Este texto foi escrito antes da morte do ditador uzbeque Islam Karimov, em setembro de 2016.

9/9/2012

Comecei bem cedo - 6h20 estava de pé, arrumando a mochila, o Sol ainda nem tinha se levantado, e a movimentada rua do hotel em Turkistan estava vazia. É o início de um período mais intenso na minha viagem: a partir de agora, passarei menos tempo em cada lugar. Há muito, muito que quero ver. Já sinto falta da lenta contemplação do mausoléu de Yassawi, do faroeste de horas em Sauran, olhando fantasmas de argila e poeira.

Pego a van rumo a Shymkent na companhia de um francês incomum. Um ser franzino, alto, grisalho e com olhos saltados. Aparentava ter uns 45 anos. À primeira vista, me pareceu doente - sua pele branca tinha um aspecto pouco saudável, pálida, meio esverdeada. Também a princípio me pareceu meio assustado com a bagunça natural da negociação de preços para o transporte, como se não estivesse familiarizado sobre como as coisas funcionam por aqui. Descobrimos logo que estávamos hoje a caminho do mesmo lugar - Tashkent, a capital do Uzbequistão. Naturalmente, combinamos forças para cruzar a fronteira, sempre um evento potencialmente problemático por aqui. Nada melhor que ter um aliado, alguém para te ajudar se as coisas apertarem com guardas querendo propinas, por exemplo. Todo esse processo de enfrentar as fronteiras me enche de desconforto, mas hoje me sinto estranhamente confiante. Nesta negociação com o dono da van que nos leva a Shymkent, por exemplo, fui o líder - o motorista tentando nos extorquir ao máximo, vendo a mim e ao francês como cifrões ambulantes, como é natural para eles. Arranquei com teimosia um preço bom, sinto-me orgulhoso do meu russo básico, evoluindo lentamente.
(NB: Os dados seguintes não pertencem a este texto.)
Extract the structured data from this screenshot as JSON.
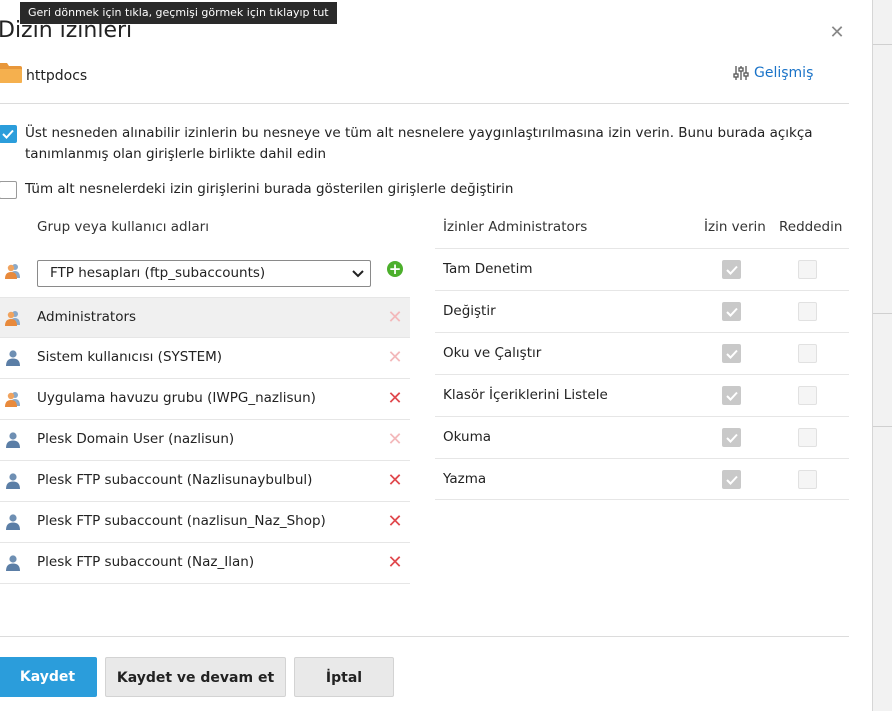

Na estrada, conheço mais meu colega francês, e a impressão inicial muda um pouco. Não lhe perguntei o nome. Extremamente culto, com mestrados e PhD em estudos culturais, anos de livros nos olhos. Frágil como parece, vestido com uma bata indiana e levando uma bolsa com poucas roupas, esteve em muitíssimos países da Ásia, inclusive em pelo menos dois lugares que sonho em conhecer - o Afeganistão (visitou duas vezes) e o Turcomenistão (uma vez, com, naturalmente, um visto de trânsito, a única forma de viajar de forma independente pelo país). Descreveu como o momento mais difícil de todas suas jornadas pela Ásia a travessia da remota divisa turcomano-afegã, no meio do nada, sozinho, longe de qualquer ajuda, tentando entender todas as burocracias necessárias sem falar as línguas dos guardas de fronteira. Conta com empolgação como conseguiu (sortudo) o visto de trânsito de dez dias para o Turcomenistão (o cônsul francês na capital turcomana, Ashgabad, o ajudou). Em geral, os que tentam pegam vistos de três dias, ou, com sorte, de cinco ou sete. Dez, eu nunca havia ouvido falar.
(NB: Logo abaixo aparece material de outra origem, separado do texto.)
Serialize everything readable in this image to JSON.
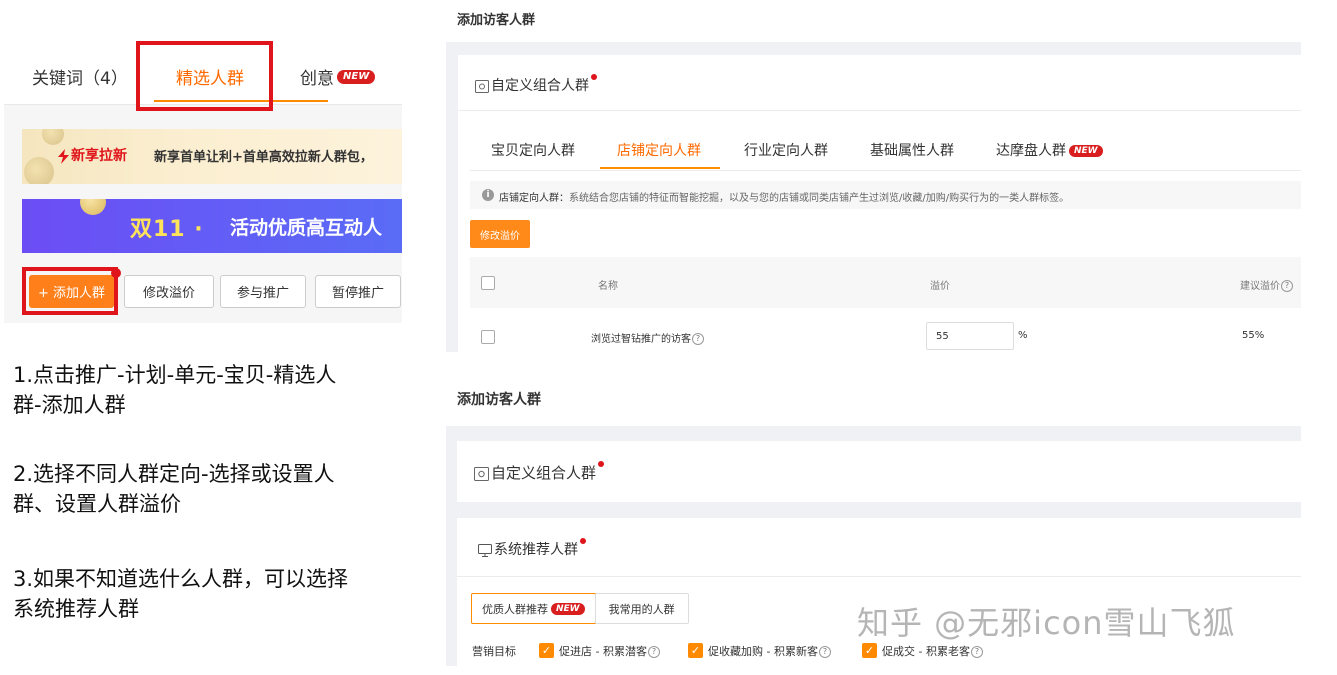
{
  "left": {
    "tabs": {
      "keywords": "关键词（4）",
      "crowd": "精选人群",
      "creative": "创意",
      "creative_badge": "NEW"
    },
    "promo1": {
      "tag": "新享拉新",
      "text": "新享首单让利+首单高效拉新人群包，"
    },
    "promo2": {
      "title": "双11 ·",
      "text": "活动优质高互动人"
    },
    "buttons": {
      "add": "+ 添加人群",
      "edit": "修改溢价",
      "join": "参与推广",
      "pause": "暂停推广"
    }
  },
  "instructions": {
    "step1": "1.点击推广-计划-单元-宝贝-精选人群-添加人群",
    "step2": "2.选择不同人群定向-选择或设置人群、设置人群溢价",
    "step3": "3.如果不知道选什么人群，可以选择系统推荐人群"
  },
  "top_panel": {
    "heading": "添加访客人群",
    "card_title": "自定义组合人群",
    "subtabs": [
      "宝贝定向人群",
      "店铺定向人群",
      "行业定向人群",
      "基础属性人群",
      "达摩盘人群"
    ],
    "subtab_badge": "NEW",
    "info_label": "店铺定向人群：",
    "info_text": "系统结合您店铺的特征而智能挖掘，以及与您的店铺或同类店铺产生过浏览/收藏/加购/购买行为的一类人群标签。",
    "edit_button": "修改溢价",
    "table": {
      "col_name": "名称",
      "col_premium": "溢价",
      "col_suggest": "建议溢价",
      "row_name": "浏览过智钻推广的访客",
      "row_premium": "55",
      "row_unit": "%",
      "row_suggest": "55%"
    }
  },
  "bottom_panel": {
    "heading": "添加访客人群",
    "card1_title": "自定义组合人群",
    "card2_title": "系统推荐人群",
    "segments": {
      "quality": "优质人群推荐",
      "quality_badge": "NEW",
      "common": "我常用的人群"
    },
    "goal_label": "营销目标",
    "goals": [
      "促进店 - 积累潜客",
      "促收藏加购 - 积累新客",
      "促成交 - 积累老客"
    ]
  },
  "watermark": "知乎 @无邪icon雪山飞狐",
  "colors": {
    "accent": "#ff8a00",
    "highlight_box": "#e0141b",
    "promo_purple": "#6c4df5"
  }
}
Franzino é um exemplo exótico dos muitos viajantes estrangeiros que cruzam o Turquestão, uma espécie com diversas raças. Há quem se iluda e pense que são todos iguais - jovens movido por um espírito como o de David Livingstone, o famoso explorador britânico do século XIX. Entre esses é fácil incluir alemães ou australianos com mochilas cargueiras, mapas, com os olhos escancarados, buscando o mundo selvagem ou subdesenvolvido que não encontram em suas urbes. Contudo, há viajantes e viajantes. Franzino me sugere o viajante peregrino, sereno, buscando elucidação espiritual. Sem acompanhante, enfrentando a si mesmo, encontrando a si mesmo. Respirando o mundo invisível, indo até os confins do globo em uma tentativa de se aproximar de Deus, o Deus que o inspirou nos livros, ou que o inspirou em algum episódio doloroso que superou em sua vida. Ou que o inspira em um momento difícil, presente, de sua existência. Eu não sei o que sou nesse contexto. Quem sabe um pouco de franzino, quem sabe um pouco de Livingstone.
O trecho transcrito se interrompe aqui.